Abdelkader Messahel est un homme de culture, (il a été journaliste) tolérant et qui a apporté beaucoup à l’Algérie. N’avons-nous pas besoin de tolérance, d’un dialogue productif soutenu entre les Algériens malgré notre différence, le plus ignorant étant celui qui prétend tout savoir.

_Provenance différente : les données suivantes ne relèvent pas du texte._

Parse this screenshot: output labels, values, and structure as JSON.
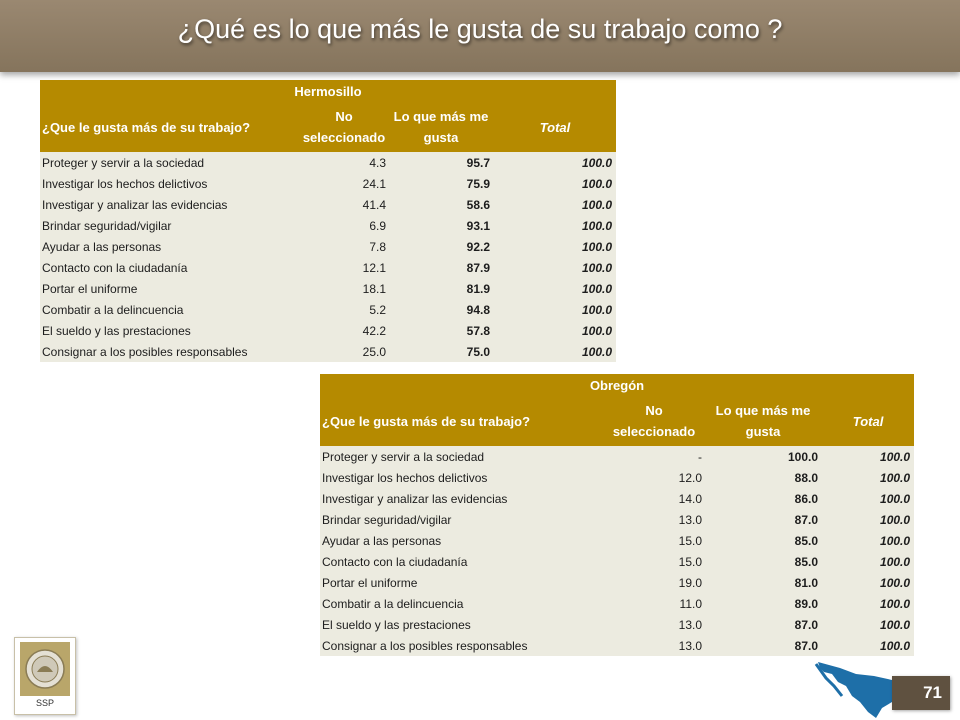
{
  "page": {
    "title": "¿Qué es lo que más le gusta de su trabajo como ?",
    "page_number": "71",
    "logo_text": "SSP"
  },
  "tables": [
    {
      "city": "Hermosillo",
      "headers": [
        "¿Que le gusta más de su trabajo?",
        "No seleccionado",
        "Lo que más me gusta",
        "Total"
      ],
      "rows": [
        {
          "label": "Proteger y servir a la sociedad",
          "no_sel": "4.3",
          "like": "95.7",
          "total": "100.0"
        },
        {
          "label": "Investigar los hechos delictivos",
          "no_sel": "24.1",
          "like": "75.9",
          "total": "100.0"
        },
        {
          "label": "Investigar y analizar las evidencias",
          "no_sel": "41.4",
          "like": "58.6",
          "total": "100.0"
        },
        {
          "label": "Brindar seguridad/vigilar",
          "no_sel": "6.9",
          "like": "93.1",
          "total": "100.0"
        },
        {
          "label": "Ayudar a las personas",
          "no_sel": "7.8",
          "like": "92.2",
          "total": "100.0"
        },
        {
          "label": "Contacto con la ciudadanía",
          "no_sel": "12.1",
          "like": "87.9",
          "total": "100.0"
        },
        {
          "label": "Portar el uniforme",
          "no_sel": "18.1",
          "like": "81.9",
          "total": "100.0"
        },
        {
          "label": "Combatir a la delincuencia",
          "no_sel": "5.2",
          "like": "94.8",
          "total": "100.0"
        },
        {
          "label": "El sueldo y las prestaciones",
          "no_sel": "42.2",
          "like": "57.8",
          "total": "100.0"
        },
        {
          "label": "Consignar a los posibles responsables",
          "no_sel": "25.0",
          "like": "75.0",
          "total": "100.0"
        }
      ]
    },
    {
      "city": "Obregón",
      "headers": [
        "¿Que le gusta más de su trabajo?",
        "No seleccionado",
        "Lo que más me gusta",
        "Total"
      ],
      "rows": [
        {
          "label": "Proteger y servir a la sociedad",
          "no_sel": "-",
          "like": "100.0",
          "total": "100.0"
        },
        {
          "label": "Investigar los hechos delictivos",
          "no_sel": "12.0",
          "like": "88.0",
          "total": "100.0"
        },
        {
          "label": "Investigar y analizar las evidencias",
          "no_sel": "14.0",
          "like": "86.0",
          "total": "100.0"
        },
        {
          "label": "Brindar seguridad/vigilar",
          "no_sel": "13.0",
          "like": "87.0",
          "total": "100.0"
        },
        {
          "label": "Ayudar a las personas",
          "no_sel": "15.0",
          "like": "85.0",
          "total": "100.0"
        },
        {
          "label": "Contacto con la ciudadanía",
          "no_sel": "15.0",
          "like": "85.0",
          "total": "100.0"
        },
        {
          "label": "Portar el uniforme",
          "no_sel": "19.0",
          "like": "81.0",
          "total": "100.0"
        },
        {
          "label": "Combatir a la delincuencia",
          "no_sel": "11.0",
          "like": "89.0",
          "total": "100.0"
        },
        {
          "label": "El sueldo y las prestaciones",
          "no_sel": "13.0",
          "like": "87.0",
          "total": "100.0"
        },
        {
          "label": "Consignar a los posibles responsables",
          "no_sel": "13.0",
          "like": "87.0",
          "total": "100.0"
        }
      ]
    }
  ],
  "colors": {
    "title_bar": "#8f7d66",
    "header_gold": "#b58a00",
    "row_bg": "#ecebe0",
    "page_box": "#5f5140",
    "map_blue": "#1e6fa8"
  },
  "icons": {
    "logo": "ssp-seal-icon",
    "map": "sonora-map-icon"
  }
}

Il a occupé d’importantes fonctions depuis près de 30 ans et sans être exhaustif, il a été notamment en 1971, chef de la section «Mouvements de libération» au ministère des Affaires étrangères, entre 1986-1988 et 1996-1997 , directeur général «Afrique», puis , Ambassadeur d'Algérie au Burkina-Faso, chargé des questions africaines au sein de la mission permanente de l'Algérie auprès des Nations unies à New-York et ambassadeur d'Algérie auprès du Royaume des Pays-Bas. Depuis 2000, il a occupé la fonction de ministre délégué auprès du ministre d'État, ministre des Affaires étrangères, chargé des affaires africaines et par la suite ministre délégué aux Affaires africaines et maghrébines, un poste stratégique du fait de la situation inquiétante au Sahel. Abdelkader est un grand spécialiste des questions africaines et maghrébines.
Le 28 avril 2013, après une visite de travail en Allemagne, Abdelkader Messahel a été victime d’une rupture d’anévrisme, alors qu’il était en mission en Europe, ce qui a nécessité son hospitalisation à Bruxelles et une opération de toute urgence. Selon certaines informations diffusées le 3 mai 2013, hospitalisé à l’hôpital Erasme, il serait sorti du coma. Cependant, depuis pas de nouvelles sur ce ministre de la République. Abdelkader Messahel a disparu des écrans officiels.
Abderrahmane Mebtoul, professeur d’universités

le Matin le 20/08/2013

KHORE
20/08/2013, 11h50
son cas indispose le pouvoir
médicalement parlant, s'il avait rompu son anévrysme en Algérie, il en serait resté sur le carreau.
pour le politique, sa prise en charge à l'étranger ne doit pas s'ajouter à celle de BOUTEF. Il en est de même de quelques autres dirigeants du FLN ou des syndicats.